The Iraqi Islamic party, the largest Sunni party, named candidates but pulled out of the elections because it feared persistent killing would deter Iraqis in the Sunni north and west from casting their votes. This leaves secular parties such as President Ghazi al-Yawah's Iraqis, Adnan Pachachi's Independent Democratic Movement and Mr Allawi's coalition as the principal outlets for those who do not wish to vote for a Kurdish or Shia religious party. A 90% turnout is expected in the relatively safe Shia areas in the south of Iraq, but, in some Sunni cities, the US estimates it could be as low as 30%. Mr Yawah, a Sunni tribal leader, this month asked a how constitution could be drafted unless "all ethnicities, sects, religions and political ideologies are included".

What is Zarqawi's role?
Abu Musab al-Zarqawi, the US's most wanted man in Iraq, claims much of the violence and the killing for his al-Qaida in Iraq group. Almost daily suicide bombings have struck at Iraqi security forces and are intended to stifle the democratic process. Threats mean most of the 7,500 candidates shy away from rallies and only leading politicians dare appear on television. In Mosul, Iraq's third city, the entire election staff resigned amid intimidation. Seven officials nationwide have been killed, some dragged from their car in Baghdad in broad daylight and shot.

A tape recording attributed to Zarqawi, a Sunni militant who considers Shias heretics, said the election was a US plot to engineer a Shia government that will attempt to spread its "evil faith" further. "And after fighting the Ba'athists and the Sunnis, they will spread their insidious beliefs, and Baghdad and all the Sunni areas will become Shia," he said. "Even now, the signs of infidelity and polytheism are on the rise."

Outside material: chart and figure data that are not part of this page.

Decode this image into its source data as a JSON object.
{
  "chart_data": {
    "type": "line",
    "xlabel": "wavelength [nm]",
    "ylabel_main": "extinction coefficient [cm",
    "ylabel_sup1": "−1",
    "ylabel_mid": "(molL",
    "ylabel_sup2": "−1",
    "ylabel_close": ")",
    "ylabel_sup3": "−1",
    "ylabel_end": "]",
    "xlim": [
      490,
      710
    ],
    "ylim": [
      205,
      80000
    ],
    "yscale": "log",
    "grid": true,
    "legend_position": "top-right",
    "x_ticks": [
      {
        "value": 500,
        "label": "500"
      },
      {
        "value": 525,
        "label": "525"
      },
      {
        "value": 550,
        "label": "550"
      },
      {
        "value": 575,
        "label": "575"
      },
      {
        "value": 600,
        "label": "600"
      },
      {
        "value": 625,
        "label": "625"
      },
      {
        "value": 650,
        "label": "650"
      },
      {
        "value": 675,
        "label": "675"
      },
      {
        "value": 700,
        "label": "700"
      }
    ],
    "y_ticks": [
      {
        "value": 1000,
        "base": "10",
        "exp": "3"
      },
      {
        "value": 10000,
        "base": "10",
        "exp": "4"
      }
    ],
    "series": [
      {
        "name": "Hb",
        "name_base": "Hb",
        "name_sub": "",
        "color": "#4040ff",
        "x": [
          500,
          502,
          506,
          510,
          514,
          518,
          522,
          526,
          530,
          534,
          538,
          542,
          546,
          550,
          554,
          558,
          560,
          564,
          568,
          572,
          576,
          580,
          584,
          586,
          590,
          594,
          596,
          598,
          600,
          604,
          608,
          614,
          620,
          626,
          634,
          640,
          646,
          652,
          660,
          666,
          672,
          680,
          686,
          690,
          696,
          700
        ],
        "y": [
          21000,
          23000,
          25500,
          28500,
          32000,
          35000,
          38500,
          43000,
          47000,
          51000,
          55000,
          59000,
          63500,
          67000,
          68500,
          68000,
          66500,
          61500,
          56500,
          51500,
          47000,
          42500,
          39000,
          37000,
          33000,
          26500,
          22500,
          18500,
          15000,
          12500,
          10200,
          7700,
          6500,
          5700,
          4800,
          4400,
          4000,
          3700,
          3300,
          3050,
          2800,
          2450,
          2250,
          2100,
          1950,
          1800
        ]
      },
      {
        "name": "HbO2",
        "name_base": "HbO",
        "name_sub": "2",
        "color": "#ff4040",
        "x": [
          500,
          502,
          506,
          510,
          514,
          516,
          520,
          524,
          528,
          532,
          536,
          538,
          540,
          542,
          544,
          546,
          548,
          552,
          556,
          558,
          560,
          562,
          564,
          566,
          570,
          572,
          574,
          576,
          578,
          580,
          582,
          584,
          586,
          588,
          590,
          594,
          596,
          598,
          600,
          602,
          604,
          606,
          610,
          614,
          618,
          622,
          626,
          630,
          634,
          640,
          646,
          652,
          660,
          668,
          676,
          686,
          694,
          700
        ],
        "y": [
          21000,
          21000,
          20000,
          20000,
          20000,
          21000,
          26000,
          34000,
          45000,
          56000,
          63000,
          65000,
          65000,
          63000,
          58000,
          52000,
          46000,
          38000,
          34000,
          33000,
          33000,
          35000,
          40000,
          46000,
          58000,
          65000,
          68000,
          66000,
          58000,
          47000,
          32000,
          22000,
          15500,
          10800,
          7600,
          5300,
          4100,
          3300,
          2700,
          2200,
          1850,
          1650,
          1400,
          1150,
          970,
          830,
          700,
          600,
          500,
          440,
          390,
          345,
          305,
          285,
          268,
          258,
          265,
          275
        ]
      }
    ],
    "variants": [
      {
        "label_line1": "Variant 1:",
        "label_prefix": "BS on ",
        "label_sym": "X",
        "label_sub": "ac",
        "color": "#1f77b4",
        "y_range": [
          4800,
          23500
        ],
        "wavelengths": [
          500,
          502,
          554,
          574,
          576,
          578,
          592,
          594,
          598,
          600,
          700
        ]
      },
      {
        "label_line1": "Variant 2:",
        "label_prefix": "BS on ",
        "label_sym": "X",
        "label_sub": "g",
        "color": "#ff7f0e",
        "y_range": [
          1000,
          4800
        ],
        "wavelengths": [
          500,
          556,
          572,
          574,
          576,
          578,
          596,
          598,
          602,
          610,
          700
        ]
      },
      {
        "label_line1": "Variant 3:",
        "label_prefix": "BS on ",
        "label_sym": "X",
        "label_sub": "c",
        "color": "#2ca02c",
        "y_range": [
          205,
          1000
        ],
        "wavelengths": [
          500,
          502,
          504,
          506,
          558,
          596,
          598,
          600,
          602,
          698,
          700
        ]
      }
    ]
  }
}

The speaker said democracy was an "evil principle" based on what he said were un-Islamic beliefs such as freedom of religion, rule of the people and freedom of expression. He said those who took part it in were "infidels". A large terrorist attack coordinated by Zarqawi is feared on the day of the vote.

Will the election end the insurgency?
Since it began in summer 2003, nothing has succeeded in ending the insurgency. There was some hope that by moving direct US rule further into the past, an elected assembly would have enough legitimacy to calm the violence but there are now fears that it could entrench divisions. Even without a vote-suppressing insurgency, Sunnis make up just 20% of the population and, if Iraqis vote on communal lines, it is inevitable that the group would see its previously dominant position reversed. If Sunnis do not vote in great numbers - as is likely - it could tip Iraq towards civil war if what is viewed as an illegitimate Shia dominated assembly attempts to exercise majority rule.